Got any kids? I think that the intellect is certainly a part of it too, but
less so. With the intellect we can stand apart from our own lives and
examine them in the abstract, compare them to the roles played in other
places and in other times. With the intellect we might even explore the
possibility that intellect is a limited tool and that there is a way to
escape the ego and quiet the mind. I'm guessing the ego doesn't like that
very much and generally doesn't like the intellect very much either. I guess
it depends on who you are and what sorts of things one identifies with, but
generally I'm saying that the ego includes both social and intellectual
static patterns, but is originally and primarily social in nature.
Dan said:
I don't know that one has to return to the marketplace. That seems more a
matter of personal preference. Among other choices, one can choose to return
to a life of service to humanity or one can choose to spend a life in quiet
seclusion. There is no one to judge and no rewards await a person in the
afterlife.
dmb says:
No one to judge? Oh, oh! I'll do it! Pick me! I love to judge people and
things. I've been dying to do some really smart judge stuff too. I wanna cut
a baby in half to resolve a custody dispute or do some wickedly wise shit
like that.
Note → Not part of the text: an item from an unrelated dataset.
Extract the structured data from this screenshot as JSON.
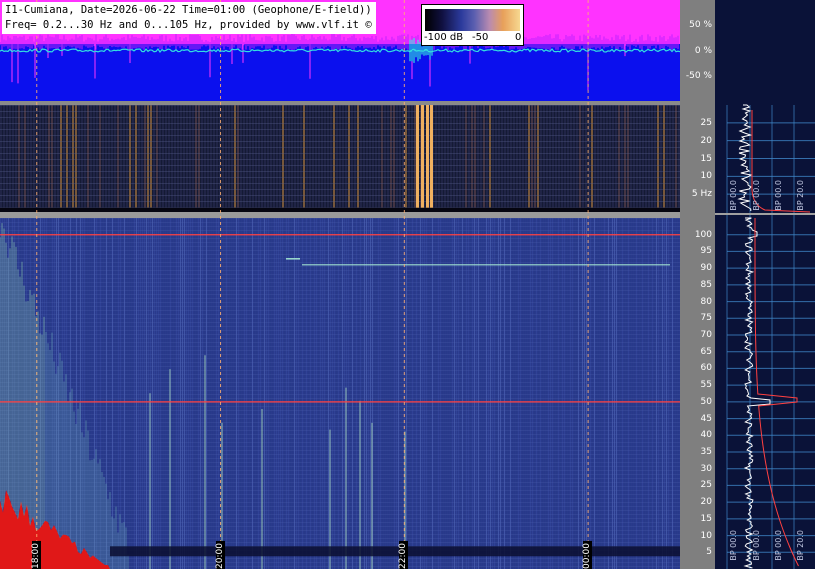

Oh, oh pick me!
But seriously, the MOQ offers no specific prescriptions on how to live but I
think we are generally oriented by its assertions. If cultures can be judged
according to their overall contribution to the ongoing evolution of life,
then so can you and I. And choices are important, but mostly they are just
selecting one static thing over another. The trick to serving life, I think,
is to be free and that entails following DQ, of avoiding those static
choices in favor an option nobody offered, if you will.